What ensued was a battle royal. Lightsquared, backed by a major hedge fund, campaigned hard for their new plan. Ads popped up in Washington, D.C. Stories circulated about campaign donations by Lightsquared’s hedge fund masters and rumored White House pressure. Gen. William L. Shelton, who was then head of Air Force Space Command, had to explain to Congress and others that under the new plan the Lightsquared signal “would effectively jam vital GPS receivers.” Added Shelton: “To our knowledge thus far, there are no mitigation options that would be effective in eliminating interference to essential GPS services in the United States.”
The GPS signal was too weak at the front end to resist such high-powered interference from the ground–based network. Shelton likened it to putting a rock band in a quiet neighborhood.
Shelton won the point. Lightsquared filed for bankruptcy in May 2012 and Wall Street continued to sort out its restructuring through 2014. Although this was a battle won, it was unsettling to see a business plan boldly pitted against national security requirements and a fight driven by investor interests.
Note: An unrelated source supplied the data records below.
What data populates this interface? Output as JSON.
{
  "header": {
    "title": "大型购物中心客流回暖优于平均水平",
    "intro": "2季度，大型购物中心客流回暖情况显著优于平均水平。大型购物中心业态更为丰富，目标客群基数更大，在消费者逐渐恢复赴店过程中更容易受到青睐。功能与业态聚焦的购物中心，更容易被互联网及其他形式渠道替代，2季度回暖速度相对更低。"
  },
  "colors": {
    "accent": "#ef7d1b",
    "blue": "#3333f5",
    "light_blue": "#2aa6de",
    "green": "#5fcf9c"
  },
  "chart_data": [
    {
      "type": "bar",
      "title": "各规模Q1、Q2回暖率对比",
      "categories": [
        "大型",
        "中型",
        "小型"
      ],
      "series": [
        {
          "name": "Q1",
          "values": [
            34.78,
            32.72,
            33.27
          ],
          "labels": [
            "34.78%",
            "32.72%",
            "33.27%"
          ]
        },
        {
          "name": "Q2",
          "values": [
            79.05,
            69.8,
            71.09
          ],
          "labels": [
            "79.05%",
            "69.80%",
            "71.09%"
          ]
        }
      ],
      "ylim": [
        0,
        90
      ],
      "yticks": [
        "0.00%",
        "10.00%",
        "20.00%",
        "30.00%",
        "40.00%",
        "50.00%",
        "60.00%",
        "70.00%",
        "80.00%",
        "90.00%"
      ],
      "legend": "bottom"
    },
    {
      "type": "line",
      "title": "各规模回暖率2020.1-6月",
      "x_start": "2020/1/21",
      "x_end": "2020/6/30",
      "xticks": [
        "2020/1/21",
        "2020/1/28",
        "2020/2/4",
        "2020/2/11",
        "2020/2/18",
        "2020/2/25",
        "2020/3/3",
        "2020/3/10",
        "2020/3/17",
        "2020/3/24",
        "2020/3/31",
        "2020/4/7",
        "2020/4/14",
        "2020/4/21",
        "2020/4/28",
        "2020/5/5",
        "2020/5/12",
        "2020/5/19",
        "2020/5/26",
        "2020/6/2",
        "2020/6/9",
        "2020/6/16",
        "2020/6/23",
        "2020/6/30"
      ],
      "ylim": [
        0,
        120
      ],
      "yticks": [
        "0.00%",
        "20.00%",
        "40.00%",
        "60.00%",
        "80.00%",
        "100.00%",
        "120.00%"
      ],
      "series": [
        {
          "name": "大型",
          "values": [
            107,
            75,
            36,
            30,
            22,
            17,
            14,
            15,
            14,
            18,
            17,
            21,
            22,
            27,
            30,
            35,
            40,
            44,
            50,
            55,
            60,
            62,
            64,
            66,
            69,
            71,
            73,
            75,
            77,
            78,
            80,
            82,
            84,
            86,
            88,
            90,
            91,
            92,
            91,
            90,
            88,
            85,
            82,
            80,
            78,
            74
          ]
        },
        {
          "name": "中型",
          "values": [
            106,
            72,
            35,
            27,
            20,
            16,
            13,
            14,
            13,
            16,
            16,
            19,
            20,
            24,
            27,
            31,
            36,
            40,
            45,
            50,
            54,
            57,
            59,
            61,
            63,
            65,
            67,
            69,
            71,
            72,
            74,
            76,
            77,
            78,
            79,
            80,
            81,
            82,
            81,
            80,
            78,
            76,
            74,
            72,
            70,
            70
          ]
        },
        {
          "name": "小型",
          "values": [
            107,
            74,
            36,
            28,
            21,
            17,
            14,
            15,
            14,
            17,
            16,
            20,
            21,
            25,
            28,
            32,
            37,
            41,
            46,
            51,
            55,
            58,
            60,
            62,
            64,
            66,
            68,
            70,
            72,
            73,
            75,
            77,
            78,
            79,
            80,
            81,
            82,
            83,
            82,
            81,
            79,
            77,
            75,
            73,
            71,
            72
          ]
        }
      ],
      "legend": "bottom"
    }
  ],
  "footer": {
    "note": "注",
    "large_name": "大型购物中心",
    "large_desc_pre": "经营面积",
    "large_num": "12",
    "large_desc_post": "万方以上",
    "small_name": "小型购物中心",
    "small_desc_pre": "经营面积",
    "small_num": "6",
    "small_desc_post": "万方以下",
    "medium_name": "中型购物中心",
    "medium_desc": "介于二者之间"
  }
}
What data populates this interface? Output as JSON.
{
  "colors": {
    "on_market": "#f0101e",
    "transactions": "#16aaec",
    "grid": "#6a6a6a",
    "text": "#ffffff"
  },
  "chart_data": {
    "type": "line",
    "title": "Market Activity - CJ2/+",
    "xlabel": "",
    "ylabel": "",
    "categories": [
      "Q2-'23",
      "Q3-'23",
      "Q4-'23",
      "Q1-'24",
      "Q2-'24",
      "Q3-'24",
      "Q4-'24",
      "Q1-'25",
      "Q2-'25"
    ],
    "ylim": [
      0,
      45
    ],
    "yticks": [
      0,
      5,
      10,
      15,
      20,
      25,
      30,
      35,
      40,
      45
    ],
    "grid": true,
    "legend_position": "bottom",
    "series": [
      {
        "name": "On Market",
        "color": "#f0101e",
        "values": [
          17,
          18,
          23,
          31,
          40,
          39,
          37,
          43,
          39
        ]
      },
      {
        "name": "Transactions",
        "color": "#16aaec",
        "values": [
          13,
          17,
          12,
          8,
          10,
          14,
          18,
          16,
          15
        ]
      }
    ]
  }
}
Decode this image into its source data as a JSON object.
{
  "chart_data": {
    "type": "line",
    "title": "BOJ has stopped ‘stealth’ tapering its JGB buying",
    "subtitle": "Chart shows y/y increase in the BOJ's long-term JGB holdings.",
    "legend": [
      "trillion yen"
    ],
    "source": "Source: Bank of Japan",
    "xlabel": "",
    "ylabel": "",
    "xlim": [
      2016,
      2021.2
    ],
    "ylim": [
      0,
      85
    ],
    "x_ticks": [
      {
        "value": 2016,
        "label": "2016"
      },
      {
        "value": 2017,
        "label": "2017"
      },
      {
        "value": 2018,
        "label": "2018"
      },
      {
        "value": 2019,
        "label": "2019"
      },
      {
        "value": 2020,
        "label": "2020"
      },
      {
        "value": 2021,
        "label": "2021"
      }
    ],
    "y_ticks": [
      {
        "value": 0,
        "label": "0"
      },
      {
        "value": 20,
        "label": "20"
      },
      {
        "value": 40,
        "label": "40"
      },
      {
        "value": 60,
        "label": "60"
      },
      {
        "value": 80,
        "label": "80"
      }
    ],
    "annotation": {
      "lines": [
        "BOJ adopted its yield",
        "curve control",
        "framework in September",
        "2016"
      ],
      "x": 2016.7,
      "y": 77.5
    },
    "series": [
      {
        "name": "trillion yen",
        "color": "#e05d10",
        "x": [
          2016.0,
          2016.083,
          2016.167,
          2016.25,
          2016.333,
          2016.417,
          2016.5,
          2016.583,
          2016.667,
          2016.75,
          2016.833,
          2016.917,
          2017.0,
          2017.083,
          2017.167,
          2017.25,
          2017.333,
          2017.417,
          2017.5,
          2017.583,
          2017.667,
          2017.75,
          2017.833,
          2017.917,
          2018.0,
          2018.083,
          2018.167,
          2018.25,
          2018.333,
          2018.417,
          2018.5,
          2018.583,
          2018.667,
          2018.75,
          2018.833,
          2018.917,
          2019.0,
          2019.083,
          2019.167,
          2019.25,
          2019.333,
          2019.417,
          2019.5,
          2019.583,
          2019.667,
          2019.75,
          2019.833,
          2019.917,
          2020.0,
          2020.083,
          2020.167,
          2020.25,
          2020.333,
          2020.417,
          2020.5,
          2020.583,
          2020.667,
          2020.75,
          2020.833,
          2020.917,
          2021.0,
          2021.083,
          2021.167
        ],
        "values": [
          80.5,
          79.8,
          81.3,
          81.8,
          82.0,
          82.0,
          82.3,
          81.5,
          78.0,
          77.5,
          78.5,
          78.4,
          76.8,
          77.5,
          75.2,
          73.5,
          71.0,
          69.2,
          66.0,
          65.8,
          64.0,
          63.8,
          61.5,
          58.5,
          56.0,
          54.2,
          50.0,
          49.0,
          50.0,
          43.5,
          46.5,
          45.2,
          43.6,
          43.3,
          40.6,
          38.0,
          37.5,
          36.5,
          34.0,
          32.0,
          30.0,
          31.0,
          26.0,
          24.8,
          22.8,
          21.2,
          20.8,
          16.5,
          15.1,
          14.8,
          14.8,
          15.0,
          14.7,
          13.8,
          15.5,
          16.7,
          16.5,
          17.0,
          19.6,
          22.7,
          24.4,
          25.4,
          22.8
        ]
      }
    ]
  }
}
Open combat may be rare. Perhaps an even greater risk is indifference: the reluctance of high-tech firms to learn their way through the arcane process of being a DOD contractor. SpaceX’s grumpy litigation against the Air Force illustrated the clash of business styles.
Could the tech titans like Google, Facebook, and Amazon be the incubators for must-have defense products of tomorrow? It is too early to say, but one thing is certain: The confluence of entrepreneurial cash and the Pentagon’s quest for new technology advantages could reshape how defense “industry” is defined.
Which leads back to the “third offset.” Deputy Defense Secretary Robert O. Work noted of the second offset of the 1970s, “If we go after stealth, guided munitions, and information technology, and we blend them together, we utilize the strengths of the American armed forces [and] we will have an offset strategy that will allow us to rule the battlefield conventionally for the foreseeable future. And we were right.”
Circa 1975, those technologies resided in or were cultivated by the traditional defense sector. Developing them further offered enticing market share.
Today’s business conditions are different. In 2015, it’s hard to imagine a true offset strategy without the new tech titans.
The worst case is that the tech titans will lack an incentive to do business with the government. Best case, the third offset strategy can be a two-way street blending defense sector expertise with some of the more wild-eyed projects to cultivate the best of American innovation.